Ontem, foi doloroso dia de discursos metapolíticos para rasteiras interpretações politiqueiras. Mais uma vez se confirmou que, aos portugueses, falta Portugal, ideia de obra que não pode receber adequadas manifestações de comunhão por parte dos chamados portugueses. Porque os únicos portugueses que restam, mesmo estando cá, já não são de cá, dado que, atingindo o universal pela diferença, não correspondem ao paradigma sociológico dominante. São tão do contra que nem pela oposição conseguem ser mobilizados, achando absolutamente desinteressante qualquer preocupção quanto ao destino dos actuais depositantes dos poderes públicos. Quem passou os olhos sobre a cerimónia dos penduricalhos, com que se fizeram ontem as viagens na minha terra ao ritmo pimba, compreendeu que os portugueses oficiais estão entalados entre a comenda dada a um ministro educativo de Cavaco e a outro de Guterres, esses sinais da presente luminosidade reformista, cuja sínteses estava batendo palmas na primeira fila. Isto é, Rui Belo, Jorge de Sena, Almeida Garrett e Fernando Pessoa, depois de mortos, foram instrumentalizados no mau sentido.
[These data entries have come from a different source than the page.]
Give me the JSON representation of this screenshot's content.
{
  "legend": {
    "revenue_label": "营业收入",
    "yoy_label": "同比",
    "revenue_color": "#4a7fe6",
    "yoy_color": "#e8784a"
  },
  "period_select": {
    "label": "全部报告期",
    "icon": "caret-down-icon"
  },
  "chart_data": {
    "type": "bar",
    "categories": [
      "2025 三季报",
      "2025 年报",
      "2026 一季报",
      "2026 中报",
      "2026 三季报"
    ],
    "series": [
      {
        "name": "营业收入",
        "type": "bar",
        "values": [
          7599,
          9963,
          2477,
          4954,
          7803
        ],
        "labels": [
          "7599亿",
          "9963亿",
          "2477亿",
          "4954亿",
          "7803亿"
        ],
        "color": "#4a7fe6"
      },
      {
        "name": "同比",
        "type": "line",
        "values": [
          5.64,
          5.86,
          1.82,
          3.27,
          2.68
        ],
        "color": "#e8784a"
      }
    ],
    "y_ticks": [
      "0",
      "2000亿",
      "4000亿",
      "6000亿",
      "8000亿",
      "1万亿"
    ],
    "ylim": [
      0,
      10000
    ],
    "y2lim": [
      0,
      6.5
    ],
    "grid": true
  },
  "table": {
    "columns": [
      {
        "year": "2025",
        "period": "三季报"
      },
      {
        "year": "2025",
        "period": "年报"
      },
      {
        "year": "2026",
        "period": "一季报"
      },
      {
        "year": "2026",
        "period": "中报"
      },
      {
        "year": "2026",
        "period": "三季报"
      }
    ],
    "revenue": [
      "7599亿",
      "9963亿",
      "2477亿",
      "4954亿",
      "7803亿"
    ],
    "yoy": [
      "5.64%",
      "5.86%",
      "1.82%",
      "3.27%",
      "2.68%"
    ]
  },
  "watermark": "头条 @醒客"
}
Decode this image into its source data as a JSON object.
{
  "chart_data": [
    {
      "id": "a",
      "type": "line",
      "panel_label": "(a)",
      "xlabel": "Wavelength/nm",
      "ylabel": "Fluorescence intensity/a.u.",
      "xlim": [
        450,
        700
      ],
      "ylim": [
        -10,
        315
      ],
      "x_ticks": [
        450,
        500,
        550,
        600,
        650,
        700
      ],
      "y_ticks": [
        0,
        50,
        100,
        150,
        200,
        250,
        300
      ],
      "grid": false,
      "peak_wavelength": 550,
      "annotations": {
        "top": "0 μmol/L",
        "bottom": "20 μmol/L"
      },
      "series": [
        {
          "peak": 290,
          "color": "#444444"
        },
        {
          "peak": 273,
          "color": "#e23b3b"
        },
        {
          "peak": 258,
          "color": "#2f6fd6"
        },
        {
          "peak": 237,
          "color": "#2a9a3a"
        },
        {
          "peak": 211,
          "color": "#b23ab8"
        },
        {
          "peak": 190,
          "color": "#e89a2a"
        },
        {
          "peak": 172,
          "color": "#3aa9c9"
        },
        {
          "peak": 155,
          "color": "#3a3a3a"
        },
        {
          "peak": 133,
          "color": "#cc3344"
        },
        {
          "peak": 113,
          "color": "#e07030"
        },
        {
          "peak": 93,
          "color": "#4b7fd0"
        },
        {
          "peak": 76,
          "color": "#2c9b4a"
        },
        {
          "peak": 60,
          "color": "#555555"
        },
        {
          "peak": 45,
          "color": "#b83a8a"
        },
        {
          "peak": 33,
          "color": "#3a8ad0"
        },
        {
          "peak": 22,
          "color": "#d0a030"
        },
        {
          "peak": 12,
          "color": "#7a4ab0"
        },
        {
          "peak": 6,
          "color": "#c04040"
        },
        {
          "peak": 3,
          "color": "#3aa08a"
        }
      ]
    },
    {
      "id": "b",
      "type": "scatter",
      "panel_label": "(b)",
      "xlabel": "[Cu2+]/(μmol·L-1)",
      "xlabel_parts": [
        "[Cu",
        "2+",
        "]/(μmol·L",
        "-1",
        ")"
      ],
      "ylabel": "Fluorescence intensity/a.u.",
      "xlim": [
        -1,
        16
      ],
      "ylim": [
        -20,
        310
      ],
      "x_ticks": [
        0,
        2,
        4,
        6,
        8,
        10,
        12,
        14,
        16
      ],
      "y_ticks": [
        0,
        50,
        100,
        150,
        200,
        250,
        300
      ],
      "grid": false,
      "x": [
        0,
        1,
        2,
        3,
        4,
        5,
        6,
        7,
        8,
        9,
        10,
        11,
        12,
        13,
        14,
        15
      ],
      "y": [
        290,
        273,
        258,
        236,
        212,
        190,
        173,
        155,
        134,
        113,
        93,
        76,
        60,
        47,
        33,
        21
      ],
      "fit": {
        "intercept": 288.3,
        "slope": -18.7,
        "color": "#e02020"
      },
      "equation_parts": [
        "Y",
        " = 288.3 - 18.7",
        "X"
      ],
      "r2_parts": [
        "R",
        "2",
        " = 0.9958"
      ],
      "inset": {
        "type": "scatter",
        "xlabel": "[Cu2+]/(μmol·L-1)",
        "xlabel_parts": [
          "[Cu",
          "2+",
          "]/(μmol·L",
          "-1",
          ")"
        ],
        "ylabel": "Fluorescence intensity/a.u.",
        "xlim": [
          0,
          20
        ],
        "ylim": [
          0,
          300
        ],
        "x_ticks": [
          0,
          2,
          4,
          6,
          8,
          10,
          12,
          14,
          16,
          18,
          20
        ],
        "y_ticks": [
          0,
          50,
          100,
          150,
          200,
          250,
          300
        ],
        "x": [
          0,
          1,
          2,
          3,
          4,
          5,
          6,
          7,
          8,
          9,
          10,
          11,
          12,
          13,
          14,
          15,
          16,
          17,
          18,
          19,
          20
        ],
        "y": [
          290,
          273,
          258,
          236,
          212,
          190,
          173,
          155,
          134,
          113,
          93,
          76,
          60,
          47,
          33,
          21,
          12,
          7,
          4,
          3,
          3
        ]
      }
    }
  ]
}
E o discurso inconformista de António Barreto soou a falsete, porque, na prática, a teoria foi outra. Se calhar, os melhores portugueses não podem ser mesmo portugueses. Têm que ser reconhecidos no exílio, externo ou interno, quando decidiram mesmo ser Portugal e tiveram que procurar Portugal fora daquele Portugal que elevou a primeiro condecorado um ex-ministro dito o petroleiro, porque o cacilheiro já deve ter recebido a sua carica. O discurso presidencial viaja pela super-estrutura da metapolítica, com exercícios de retórica sobre o dever-ser, apenas confirmou que há uma espécie de suspensão da confiança pública nos actuais donos do poder. Porque, se os mecanismos dos aparelhos governamentais e parlamentares continuam em plena legalidade, têm apenas legitimidade de título, mas já não a de exercício. Porque a legitimidade é algo que não se decreta, dado que vem de baixo para cima. Aliás, um governo legítimo é aquele que, além de deixar de inspirar medo aos súbditos, actua predominantemente pela persuasão, não recorrendo aos espaços do autoritarismo ministerialista, do ideologismo, da propaganda e da manha.